January 19, 2025 - 4:00pm

After her election as mayor of Los Angeles in 2022, Karen Bass was a heroine of California’s Left. A former backer of Fidel Castro, she decisively defeated billionaire businessman Rick Caruso, who spent more than $100 million to try and defeat her. With a struggling economy, rising crime, and a high cost of living, Bass’s election seemed to confirm LA’s final transition from a place of political diversity to a single-party city dominated by a well-organised Left and funders from the public unions.

Now, though, Bass “is a dead woman walking”, as a union organiser friend told me this week. The revelations of incompetence, poor planning, and awful communication, combined with the fact that the LA mayor was partying in Ghana when wildfires started in her city, have worked against her, and yesterday angry protestors gathered outside her home. Some charges made by Donald Trump and Elon Musk tying the disaster to DEI and climate policies are exaggerated. But Bass’s lack of interest in public safety mirrors the new progressive script which prioritises “social justice” over actual justice, racial quotas over merit, and climate alarmism over common sense.

Naturally, Bass, Governor Gavin Newsom and their media supporters reject conservatives’ accusations of incompetence. They say opponents are using the fires as a political “piñata”, and blame the damage on climate change. Yet Steven Koonin, a respected physicist and advisor in the Obama administration, has argued that the real responsibility lies with a slew of bad policies which left the city unprepared for the scale of the disaster. Fires have been a regular feature of life here in Southern California for at least 20 million years. Given recent weather conditions, the city should have known what was coming.

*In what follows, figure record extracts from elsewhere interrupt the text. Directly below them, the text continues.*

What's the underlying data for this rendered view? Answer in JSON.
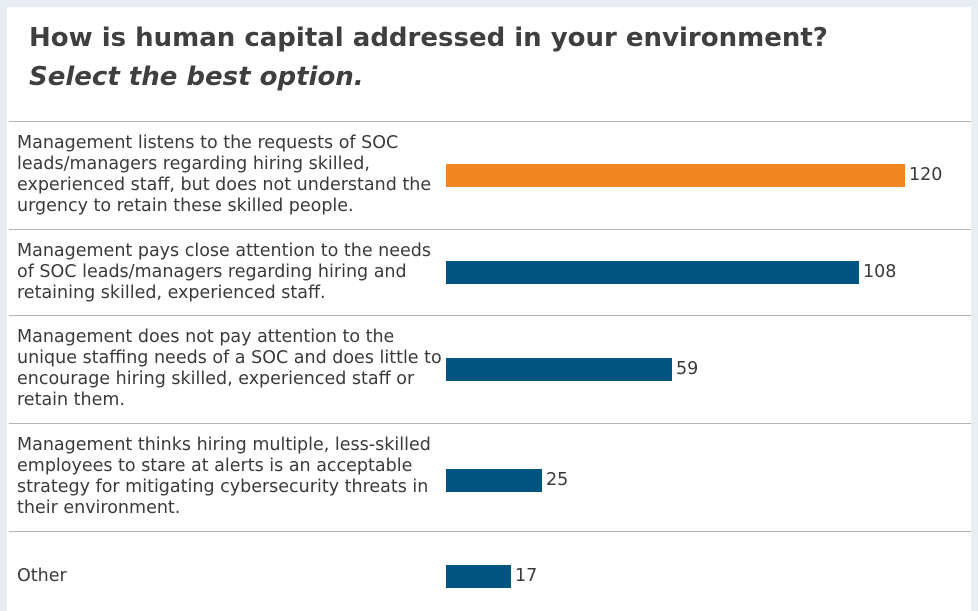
{
  "chart_data": {
    "type": "bar",
    "orientation": "horizontal",
    "title": "How is human capital addressed in your environment?",
    "subtitle": "Select the best option.",
    "categories": [
      "Management listens to the requests of SOC leads/managers regarding hiring skilled, experienced staff, but does not understand the urgency to retain these skilled people.",
      "Management pays close attention to the needs of SOC leads/managers regarding hiring and retaining skilled, experienced staff.",
      "Management does not pay attention to the unique staffing needs of a SOC and does little to encourage hiring skilled, experienced staff or retain them.",
      "Management thinks hiring multiple, less-skilled employees to stare at alerts is an acceptable strategy for mitigating cybersecurity threats in their environment.",
      "Other"
    ],
    "values": [
      120,
      108,
      59,
      25,
      17
    ],
    "value_labels": [
      "120",
      "108",
      "59",
      "25",
      "17"
    ],
    "highlight_index": 0,
    "highlight_color": "#f28721",
    "bar_color": "#005480",
    "xlim": [
      0,
      120
    ],
    "grid": false,
    "legend": "none"
  }
}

Rather than help save our piece of the planet, proponents of the green movement have been consistent barriers to effective fire management. As far back as 2018, the Little Hoover Commission found that controlled burns and brush clearance were necessary to avoid catastrophic wildfires, yet not enough was done. Even as the state reacted to major fires in 2020, attempts at controlled fires have been hampered by environmental lawsuits that delay implementation, as well as fire management budget cuts. Bass also cut the fire budget.

California has been running huge deficits in recent years, but not enough of those funds have gone towards fire preparedness. Those in charge never made sure that fire engines were in place beforehand, that there was sufficient water pressure in hydrants, and that reservoirs were filled. To her credit, the LA council member who represents the Palisades, Traci Park, has consistently made these arguments.

Unsurprisingly, there has been a groundswell against Bass and the city’s bureaucrats. Some Hollywood stars — a group which has historically been the bulwark of the progressive movement — have even joined in. Celebrities including Maria Shriver, Justine Bateman and Dennis Quaid have now called on Bass to resign, as have the 150,000 signatories of a petition launched last week. As the journalist Michael Shellenberger notes: “They didn’t imagine their vote would result in their homes burning down.”

Whether Bass is kicked out in 2026 or sooner may not matter much, unless a new reform-minded mayor — as opposed to just a younger progressive — enters office. In 1993, following the LA riots, the city was fortunate to elect the late Richard Riordan, a Republican businessman, who also steered the city through the aftermath of a 1994 earthquake. Although the council was mostly Democratic, Riordan did much to fix the city and attracted capital to rebuild large swathes of the devastated areas. Much of northern LA now requires similar reconstruction.

All hope is not lost, though. Despite the obsessive pounding about climate change, less than one in three Californians approve of Newsom’s handling of the fires. Demands from Republicans in Congress could force the city and state to reverse the policies that exacerbated the fires. Perhaps the worst thing that could happen would be to follow a Bidenesque approach of handing out billions without reforming anything or imposing performance benchmarks.

But ultimately — and particularly in Trump’s second term — cities will have to save themselves. The fact that LA last year removed its Soros-financed District Attorney by a wide margin, replacing him with a moderate Republican, marks something of a departure from the current course. Progressives will push for rebuilding to focus on racial concerns, fearing the imposition of “apartheid”. If people truly begin to see how destructive the progressive agenda is, there may be an opportunity, as in San Francisco recently, to elect a moderate, practical, business-oriented mayor. But even with the city up in flames, that will still be a major political challenge.


Joel Kotkin is a Presidential Fellow in Urban Futures at Chapman University and a Senior Research Fellow at the Civitas Institute, the University of Texas at Austin.